The symptoms of yellow starthistle poisoning resemble Parkinson's disease in humans (Panter 1991). Because of this similarity, it has been suspected that repin, a sesquiterpene lactone isolated from yellow starthistle, may be responsible for the symptoms in horses (Akbar et al. 1995, Hamburger et al. 1993, Merrill and Stevens 1985). Repin has been shown to cause neurological disorder in other animals (Robles et al. 1998). This compound is also found in Russian knapweed (Acroptilon repens) (Cassady et al. 1979), which is also known to poison horses (Young et al. 1970). In another study, however, researchers provided evidence suggesting that the amino acids aspartate and glutamate may also be involved in the toxic effects of yellow starthistle on horses (Roy et al. 1995). These amino acids occur at high concentrations in starthistle and have been shown to exert neurotoxic properties in animals. The investigators suggested that the neurologic disorder in horses following heavy ingestion of yellow starthistle may be caused by a combination of these and other neurotoxins reported to occur in starthistle.

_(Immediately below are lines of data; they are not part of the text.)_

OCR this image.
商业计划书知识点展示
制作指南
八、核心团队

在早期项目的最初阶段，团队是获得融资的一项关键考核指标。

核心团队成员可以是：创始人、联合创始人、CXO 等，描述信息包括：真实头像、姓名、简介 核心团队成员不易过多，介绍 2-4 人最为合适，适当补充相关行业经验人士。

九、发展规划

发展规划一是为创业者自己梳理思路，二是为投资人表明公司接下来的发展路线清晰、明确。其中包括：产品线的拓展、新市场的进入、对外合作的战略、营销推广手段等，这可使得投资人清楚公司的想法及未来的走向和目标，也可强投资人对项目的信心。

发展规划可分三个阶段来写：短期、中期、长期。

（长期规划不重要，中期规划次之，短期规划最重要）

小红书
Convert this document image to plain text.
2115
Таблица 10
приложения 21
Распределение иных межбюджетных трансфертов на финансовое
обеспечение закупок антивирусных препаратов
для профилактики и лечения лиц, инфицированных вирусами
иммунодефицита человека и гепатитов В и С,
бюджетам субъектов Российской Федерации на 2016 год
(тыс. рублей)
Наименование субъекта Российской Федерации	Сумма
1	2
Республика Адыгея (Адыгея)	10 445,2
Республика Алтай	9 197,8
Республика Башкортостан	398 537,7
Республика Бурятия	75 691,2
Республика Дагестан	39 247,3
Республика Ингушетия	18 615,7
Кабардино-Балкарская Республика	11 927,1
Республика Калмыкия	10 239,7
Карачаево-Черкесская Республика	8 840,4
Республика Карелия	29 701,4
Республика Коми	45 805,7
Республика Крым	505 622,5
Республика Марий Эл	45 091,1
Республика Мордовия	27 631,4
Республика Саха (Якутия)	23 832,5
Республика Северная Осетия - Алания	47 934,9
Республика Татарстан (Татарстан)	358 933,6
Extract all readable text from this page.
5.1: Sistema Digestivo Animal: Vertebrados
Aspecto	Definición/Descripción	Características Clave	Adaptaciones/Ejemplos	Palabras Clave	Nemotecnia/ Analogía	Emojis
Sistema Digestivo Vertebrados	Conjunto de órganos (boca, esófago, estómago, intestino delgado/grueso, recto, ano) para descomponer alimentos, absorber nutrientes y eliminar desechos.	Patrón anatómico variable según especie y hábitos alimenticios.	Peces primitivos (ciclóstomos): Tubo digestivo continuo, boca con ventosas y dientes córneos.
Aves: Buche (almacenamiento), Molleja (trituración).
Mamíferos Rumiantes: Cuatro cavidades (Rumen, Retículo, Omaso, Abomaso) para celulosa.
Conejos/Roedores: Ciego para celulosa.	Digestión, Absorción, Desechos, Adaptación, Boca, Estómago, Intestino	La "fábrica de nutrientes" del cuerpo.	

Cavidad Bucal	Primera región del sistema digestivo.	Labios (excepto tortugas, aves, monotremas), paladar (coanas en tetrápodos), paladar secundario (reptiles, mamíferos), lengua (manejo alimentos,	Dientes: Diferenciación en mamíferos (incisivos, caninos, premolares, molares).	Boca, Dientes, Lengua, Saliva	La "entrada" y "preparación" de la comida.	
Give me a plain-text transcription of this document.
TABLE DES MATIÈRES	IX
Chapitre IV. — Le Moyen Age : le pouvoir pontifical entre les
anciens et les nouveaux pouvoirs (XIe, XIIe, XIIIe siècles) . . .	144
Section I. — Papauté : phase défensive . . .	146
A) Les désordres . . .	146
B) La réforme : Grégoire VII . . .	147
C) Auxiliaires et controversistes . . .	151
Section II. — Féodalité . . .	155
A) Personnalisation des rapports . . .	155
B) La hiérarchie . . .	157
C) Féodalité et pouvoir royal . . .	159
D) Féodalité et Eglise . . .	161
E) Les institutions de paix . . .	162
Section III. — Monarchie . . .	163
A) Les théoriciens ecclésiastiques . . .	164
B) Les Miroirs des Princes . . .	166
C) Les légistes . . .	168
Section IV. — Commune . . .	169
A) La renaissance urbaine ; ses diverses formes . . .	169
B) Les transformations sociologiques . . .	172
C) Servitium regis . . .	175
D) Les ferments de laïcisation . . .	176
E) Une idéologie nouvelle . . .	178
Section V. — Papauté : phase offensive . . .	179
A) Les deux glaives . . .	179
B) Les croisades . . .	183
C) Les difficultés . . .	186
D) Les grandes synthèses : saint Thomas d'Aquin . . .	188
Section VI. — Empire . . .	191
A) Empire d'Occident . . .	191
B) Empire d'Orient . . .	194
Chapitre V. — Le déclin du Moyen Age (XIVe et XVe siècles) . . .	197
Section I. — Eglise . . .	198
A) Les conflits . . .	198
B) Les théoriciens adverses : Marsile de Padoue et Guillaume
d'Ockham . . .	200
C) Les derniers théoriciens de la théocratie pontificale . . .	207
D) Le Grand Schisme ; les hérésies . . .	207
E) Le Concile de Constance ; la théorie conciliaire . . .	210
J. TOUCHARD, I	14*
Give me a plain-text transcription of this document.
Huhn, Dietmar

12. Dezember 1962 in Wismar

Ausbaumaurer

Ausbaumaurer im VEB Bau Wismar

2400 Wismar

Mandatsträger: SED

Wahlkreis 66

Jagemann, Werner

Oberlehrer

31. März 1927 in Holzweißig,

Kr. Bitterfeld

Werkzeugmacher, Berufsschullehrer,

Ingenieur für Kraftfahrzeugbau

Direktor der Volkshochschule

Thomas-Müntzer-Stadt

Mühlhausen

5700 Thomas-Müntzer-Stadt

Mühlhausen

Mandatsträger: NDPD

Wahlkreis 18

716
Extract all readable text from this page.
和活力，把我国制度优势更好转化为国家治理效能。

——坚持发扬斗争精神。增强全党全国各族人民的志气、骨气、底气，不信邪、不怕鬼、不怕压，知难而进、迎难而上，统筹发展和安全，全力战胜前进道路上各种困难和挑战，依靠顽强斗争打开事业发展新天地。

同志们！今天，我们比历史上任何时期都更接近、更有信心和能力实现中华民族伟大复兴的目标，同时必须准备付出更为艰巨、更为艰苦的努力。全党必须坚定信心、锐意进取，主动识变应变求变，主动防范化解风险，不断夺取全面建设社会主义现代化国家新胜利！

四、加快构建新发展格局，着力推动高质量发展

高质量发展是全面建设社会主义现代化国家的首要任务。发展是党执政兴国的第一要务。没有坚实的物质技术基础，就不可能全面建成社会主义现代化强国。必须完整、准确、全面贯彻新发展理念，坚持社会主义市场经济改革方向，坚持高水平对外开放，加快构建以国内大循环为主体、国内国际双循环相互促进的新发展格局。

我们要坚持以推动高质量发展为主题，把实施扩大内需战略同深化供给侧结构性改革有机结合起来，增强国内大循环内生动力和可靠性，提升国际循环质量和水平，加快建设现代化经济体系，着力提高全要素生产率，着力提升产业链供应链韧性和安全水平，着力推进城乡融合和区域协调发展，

Interestingly, it appears that only horses are affected by ingestion of yellow starthistle. Even mules and burros seem to be unaffected. However, all grazing animals can sustain damage to their eyes from the plant's long sharp spines (Carlson et al. 1990).

Bee industry

Not every aspect of yellow starthistle is detrimental. The weed is regarded as an important honey source plant in California (Edwards 1989, Goltz 1999). In 1959, there were about 150,000 bee colonies that utilized yellow starthistle as a source of pollen and nectar. At that time the estimated the value of honey from yellow starthistle was between $150,000 and $200,000 annually (Maddox et al. 1985). Undoubtedly, the production of yellow starthistle honey has increased since then.